The Airbnb Attraction
Large, corporate hotel chains and the hospitality industry are watching thousands of customers turn to Airbnb locations for overnight trips, weekend stays, or last-minute lodgings. Because the Airbnb service isn’t as regulated as corporate structure, rates are more attractive and can be flexible based on the property host. Everything is usually done digitally, with many locations letting guests check themselves into the room or house with a keylock code. These tiny adjustments have made the Airbnb service a more natural-feeling vacation or business stay.
The Airbnb Availability
Not only do customers enjoy interacting and connecting to properties digitally, but the fact that there is often more availability in prime locations during travel also makes these rentals an attractive choice. During peak vacation seasons, cities like San Francisco, New York, Miami, and Los Angeles experience significant leaps in hotel rates and very limited availability. Airbnb locations offer options that hadn’t existed before, whether you are looking for just a room or a whole house. The downside for Airbnb renters is that there are some cities with very limited services since the demand is so low. Holiday seasons, sports tournaments, summer holidays, and things like college graduation can put a demand on the hospitality industry, and the void that has been left by “no vacancy” signs has been filled with personal rental alternatives.
The Airbnb Competition
For the hospitality industry, Airbnb services are a driving force for change.
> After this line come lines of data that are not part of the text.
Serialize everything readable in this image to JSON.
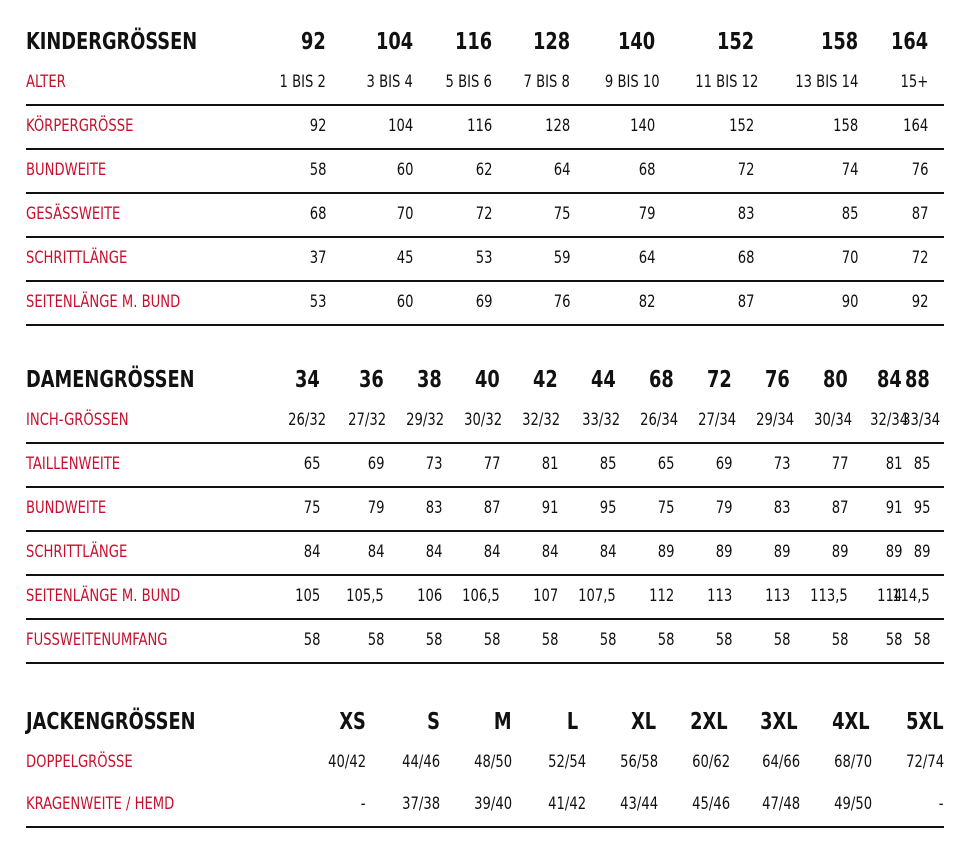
{
  "kinder": {
    "header": {
      "label": "KINDERGRÖSSEN",
      "values": [
        "92",
        "104",
        "116",
        "128",
        "140",
        "152",
        "158",
        "164"
      ]
    },
    "rows": [
      {
        "label": "ALTER",
        "values": [
          "1 BIS 2",
          "3 BIS 4",
          "5 BIS 6",
          "7 BIS 8",
          "9 BIS 10",
          "11 BIS 12",
          "13 BIS 14",
          "15+"
        ]
      },
      {
        "label": "KÖRPERGRÖSSE",
        "values": [
          "92",
          "104",
          "116",
          "128",
          "140",
          "152",
          "158",
          "164"
        ]
      },
      {
        "label": "BUNDWEITE",
        "values": [
          "58",
          "60",
          "62",
          "64",
          "68",
          "72",
          "74",
          "76"
        ]
      },
      {
        "label": "GESÄSSWEITE",
        "values": [
          "68",
          "70",
          "72",
          "75",
          "79",
          "83",
          "85",
          "87"
        ]
      },
      {
        "label": "SCHRITTLÄNGE",
        "values": [
          "37",
          "45",
          "53",
          "59",
          "64",
          "68",
          "70",
          "72"
        ]
      },
      {
        "label": "SEITENLÄNGE M. BUND",
        "values": [
          "53",
          "60",
          "69",
          "76",
          "82",
          "87",
          "90",
          "92"
        ]
      }
    ]
  },
  "damen": {
    "header": {
      "label": "DAMENGRÖSSEN",
      "values": [
        "34",
        "36",
        "38",
        "40",
        "42",
        "44",
        "68",
        "72",
        "76",
        "80",
        "84",
        "88"
      ]
    },
    "rows": [
      {
        "label": "INCH-GRÖSSEN",
        "values": [
          "26/32",
          "27/32",
          "29/32",
          "30/32",
          "32/32",
          "33/32",
          "26/34",
          "27/34",
          "29/34",
          "30/34",
          "32/34",
          "33/34"
        ]
      },
      {
        "label": "TAILLENWEITE",
        "values": [
          "65",
          "69",
          "73",
          "77",
          "81",
          "85",
          "65",
          "69",
          "73",
          "77",
          "81",
          "85"
        ]
      },
      {
        "label": "BUNDWEITE",
        "values": [
          "75",
          "79",
          "83",
          "87",
          "91",
          "95",
          "75",
          "79",
          "83",
          "87",
          "91",
          "95"
        ]
      },
      {
        "label": "SCHRITTLÄNGE",
        "values": [
          "84",
          "84",
          "84",
          "84",
          "84",
          "84",
          "89",
          "89",
          "89",
          "89",
          "89",
          "89"
        ]
      },
      {
        "label": "SEITENLÄNGE M. BUND",
        "values": [
          "105",
          "105,5",
          "106",
          "106,5",
          "107",
          "107,5",
          "112",
          "113",
          "113",
          "113,5",
          "114",
          "114,5"
        ]
      },
      {
        "label": "FUSSWEITENUMFANG",
        "values": [
          "58",
          "58",
          "58",
          "58",
          "58",
          "58",
          "58",
          "58",
          "58",
          "58",
          "58",
          "58"
        ]
      }
    ]
  },
  "jacken": {
    "header": {
      "label": "JACKENGRÖSSEN",
      "values": [
        "XS",
        "S",
        "M",
        "L",
        "XL",
        "2XL",
        "3XL",
        "4XL",
        "5XL"
      ]
    },
    "rows": [
      {
        "label": "DOPPELGRÖSSE",
        "values": [
          "40/42",
          "44/46",
          "48/50",
          "52/54",
          "56/58",
          "60/62",
          "64/66",
          "68/70",
          "72/74"
        ]
      },
      {
        "label": "KRAGENWEITE / HEMD",
        "values": [
          "-",
          "37/38",
          "39/40",
          "41/42",
          "43/44",
          "45/46",
          "47/48",
          "49/50",
          "-"
        ]
      }
    ]
  }
}
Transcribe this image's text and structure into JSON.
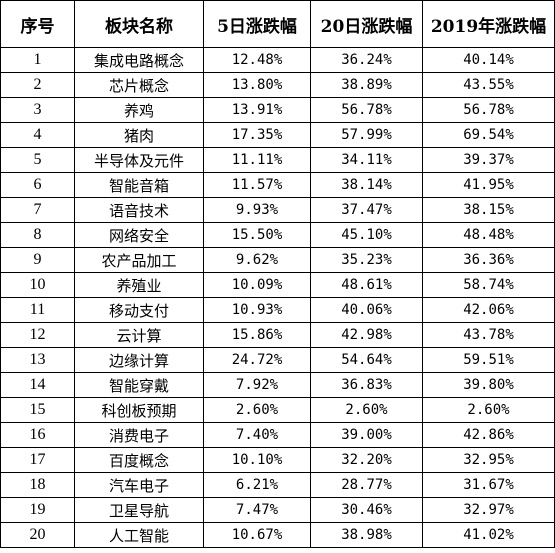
{
  "table": {
    "headers": [
      "序号",
      "板块名称",
      "5日涨跌幅",
      "20日涨跌幅",
      "2019年涨跌幅"
    ],
    "rows": [
      [
        "1",
        "集成电路概念",
        "12.48%",
        "36.24%",
        "40.14%"
      ],
      [
        "2",
        "芯片概念",
        "13.80%",
        "38.89%",
        "43.55%"
      ],
      [
        "3",
        "养鸡",
        "13.91%",
        "56.78%",
        "56.78%"
      ],
      [
        "4",
        "猪肉",
        "17.35%",
        "57.99%",
        "69.54%"
      ],
      [
        "5",
        "半导体及元件",
        "11.11%",
        "34.11%",
        "39.37%"
      ],
      [
        "6",
        "智能音箱",
        "11.57%",
        "38.14%",
        "41.95%"
      ],
      [
        "7",
        "语音技术",
        "9.93%",
        "37.47%",
        "38.15%"
      ],
      [
        "8",
        "网络安全",
        "15.50%",
        "45.10%",
        "48.48%"
      ],
      [
        "9",
        "农产品加工",
        "9.62%",
        "35.23%",
        "36.36%"
      ],
      [
        "10",
        "养殖业",
        "10.09%",
        "48.61%",
        "58.74%"
      ],
      [
        "11",
        "移动支付",
        "10.93%",
        "40.06%",
        "42.06%"
      ],
      [
        "12",
        "云计算",
        "15.86%",
        "42.98%",
        "43.78%"
      ],
      [
        "13",
        "边缘计算",
        "24.72%",
        "54.64%",
        "59.51%"
      ],
      [
        "14",
        "智能穿戴",
        "7.92%",
        "36.83%",
        "39.80%"
      ],
      [
        "15",
        "科创板预期",
        "2.60%",
        "2.60%",
        "2.60%"
      ],
      [
        "16",
        "消费电子",
        "7.40%",
        "39.00%",
        "42.86%"
      ],
      [
        "17",
        "百度概念",
        "10.10%",
        "32.20%",
        "32.95%"
      ],
      [
        "18",
        "汽车电子",
        "6.21%",
        "28.77%",
        "31.67%"
      ],
      [
        "19",
        "卫星导航",
        "7.47%",
        "30.46%",
        "32.97%"
      ],
      [
        "20",
        "人工智能",
        "10.67%",
        "38.98%",
        "41.02%"
      ]
    ]
  }
}
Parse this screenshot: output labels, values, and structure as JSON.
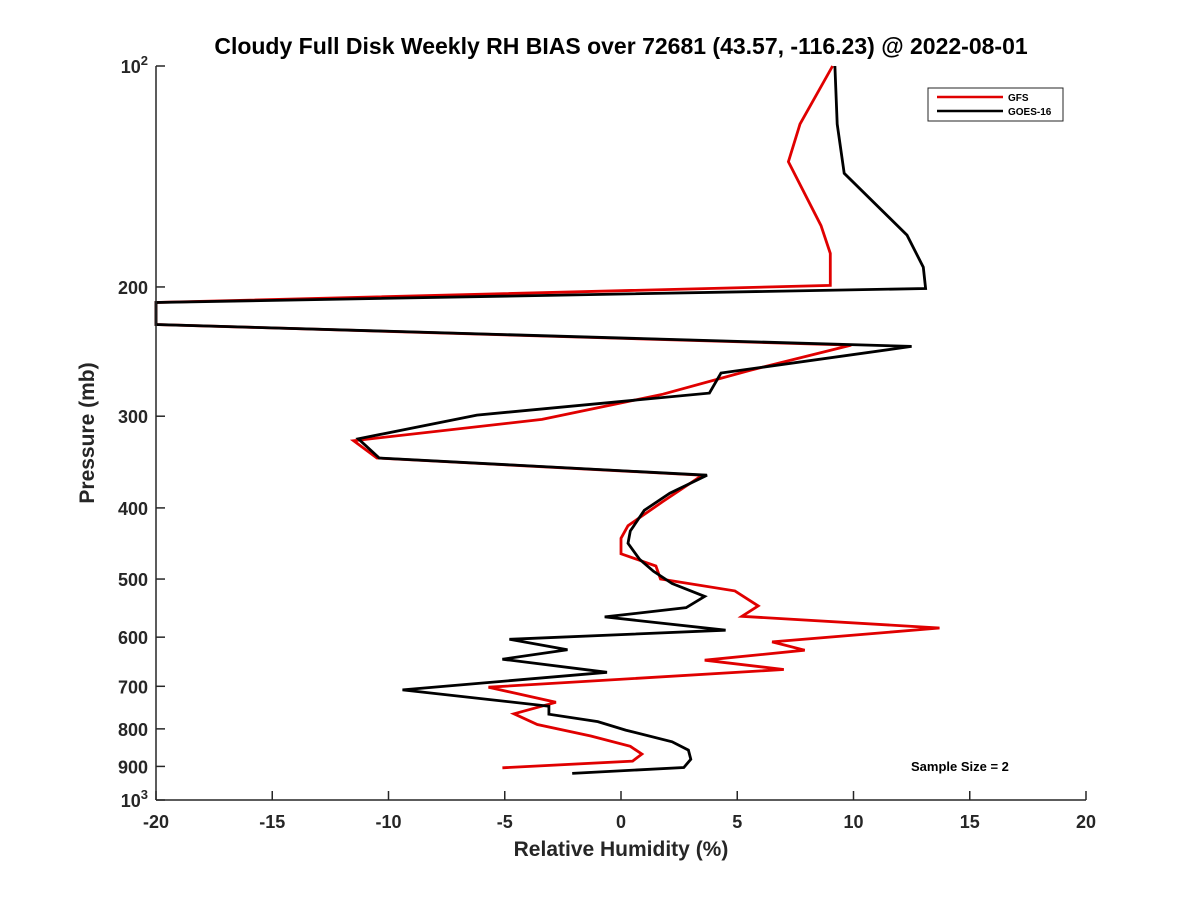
{
  "chart_data": {
    "type": "line",
    "title": "Cloudy Full Disk Weekly RH BIAS over 72681 (43.57, -116.23) @ 2022-08-01",
    "xlabel": "Relative Humidity (%)",
    "ylabel": "Pressure (mb)",
    "xlim": [
      -20,
      20
    ],
    "ylim": [
      100,
      1000
    ],
    "y_scale": "log",
    "y_reversed": true,
    "x_ticks": [
      -20,
      -15,
      -10,
      -5,
      0,
      5,
      10,
      15,
      20
    ],
    "x_tick_labels": [
      "-20",
      "-15",
      "-10",
      "-5",
      "0",
      "5",
      "10",
      "15",
      "20"
    ],
    "y_ticks": [
      100,
      200,
      300,
      400,
      500,
      600,
      700,
      800,
      900,
      1000
    ],
    "y_tick_labels": [
      {
        "base": "10",
        "exp": "2"
      },
      {
        "base": "200",
        "exp": ""
      },
      {
        "base": "300",
        "exp": ""
      },
      {
        "base": "400",
        "exp": ""
      },
      {
        "base": "500",
        "exp": ""
      },
      {
        "base": "600",
        "exp": ""
      },
      {
        "base": "700",
        "exp": ""
      },
      {
        "base": "800",
        "exp": ""
      },
      {
        "base": "900",
        "exp": ""
      },
      {
        "base": "10",
        "exp": "3"
      }
    ],
    "grid": false,
    "legend_position": "top-right",
    "annotation": "Sample Size = 2",
    "series": [
      {
        "name": "GFS",
        "color": "#e00000",
        "points": [
          [
            9.1,
            100
          ],
          [
            7.7,
            120
          ],
          [
            7.2,
            135
          ],
          [
            8.6,
            165
          ],
          [
            9.0,
            180
          ],
          [
            9.0,
            199
          ],
          [
            -20.0,
            210
          ],
          [
            -20.0,
            225
          ],
          [
            9.9,
            240
          ],
          [
            5.5,
            260
          ],
          [
            1.8,
            280
          ],
          [
            -3.4,
            303
          ],
          [
            -11.5,
            324
          ],
          [
            -10.5,
            342
          ],
          [
            3.5,
            361
          ],
          [
            1.8,
            392
          ],
          [
            0.3,
            423
          ],
          [
            0.0,
            440
          ],
          [
            0.0,
            462
          ],
          [
            1.5,
            480
          ],
          [
            1.7,
            500
          ],
          [
            4.9,
            519
          ],
          [
            5.9,
            544
          ],
          [
            5.2,
            562
          ],
          [
            13.7,
            583
          ],
          [
            6.5,
            609
          ],
          [
            7.9,
            625
          ],
          [
            3.6,
            645
          ],
          [
            7.0,
            664
          ],
          [
            -5.7,
            702
          ],
          [
            -2.8,
            736
          ],
          [
            -4.6,
            763
          ],
          [
            -3.6,
            789
          ],
          [
            -1.3,
            818
          ],
          [
            0.4,
            845
          ],
          [
            0.9,
            866
          ],
          [
            0.5,
            885
          ],
          [
            -5.1,
            904
          ]
        ]
      },
      {
        "name": "GOES-16",
        "color": "#000000",
        "points": [
          [
            9.2,
            100
          ],
          [
            9.3,
            120
          ],
          [
            9.6,
            140
          ],
          [
            12.3,
            170
          ],
          [
            13.0,
            188
          ],
          [
            13.1,
            201
          ],
          [
            -20.0,
            210
          ],
          [
            -20.0,
            225
          ],
          [
            12.5,
            241
          ],
          [
            4.3,
            262
          ],
          [
            3.8,
            279
          ],
          [
            -6.2,
            299
          ],
          [
            -11.3,
            322
          ],
          [
            -10.4,
            342
          ],
          [
            3.7,
            361
          ],
          [
            2.1,
            382
          ],
          [
            1.0,
            403
          ],
          [
            0.4,
            430
          ],
          [
            0.3,
            447
          ],
          [
            0.8,
            470
          ],
          [
            1.4,
            488
          ],
          [
            2.2,
            507
          ],
          [
            3.6,
            528
          ],
          [
            2.8,
            547
          ],
          [
            -0.7,
            563
          ],
          [
            4.5,
            587
          ],
          [
            -4.8,
            604
          ],
          [
            -2.3,
            624
          ],
          [
            -5.1,
            643
          ],
          [
            -0.6,
            670
          ],
          [
            -9.4,
            708
          ],
          [
            -3.1,
            745
          ],
          [
            -3.1,
            764
          ],
          [
            -1.0,
            782
          ],
          [
            0.2,
            803
          ],
          [
            2.2,
            833
          ],
          [
            2.9,
            855
          ],
          [
            3.0,
            880
          ],
          [
            2.7,
            903
          ],
          [
            -2.1,
            920
          ]
        ]
      }
    ]
  }
}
National and corporate hotel brands need to recognize the long-term problem that alternative rental options present. There is a need for balance with new locations and new rooms yet without overshooting the demand. If they don’t have enough rooms, then Airbnb properties will certainly cut into the profit margins. To address the more homey feeling that consumers are looking for, many hotel chains are redesigning their rooms to include kitchens and modern furnishing. Hotels across different regions, such as Boston and Miami, are adjusting their locations to cater to millennials travelers and provide a non-manufactured experience. Millennial travelers like to be a part of the action and feel the uniqueness that sets a community or space apart from the rest. This authentic experience is what Airbnb locations do best. The competition needs to find a way to reflect the neighborhood and community in order to gain back a foothold in the hospitality industry.
Both Airbnb and corporate hotel chains have realized the importance of selling an experience, rather than selling a product, though it is fair to say that Airbnb has done it best up until this point. It would seem that private rental services are the wave of the future for the hospitality industry, but don’t count out the corporate chains just yet.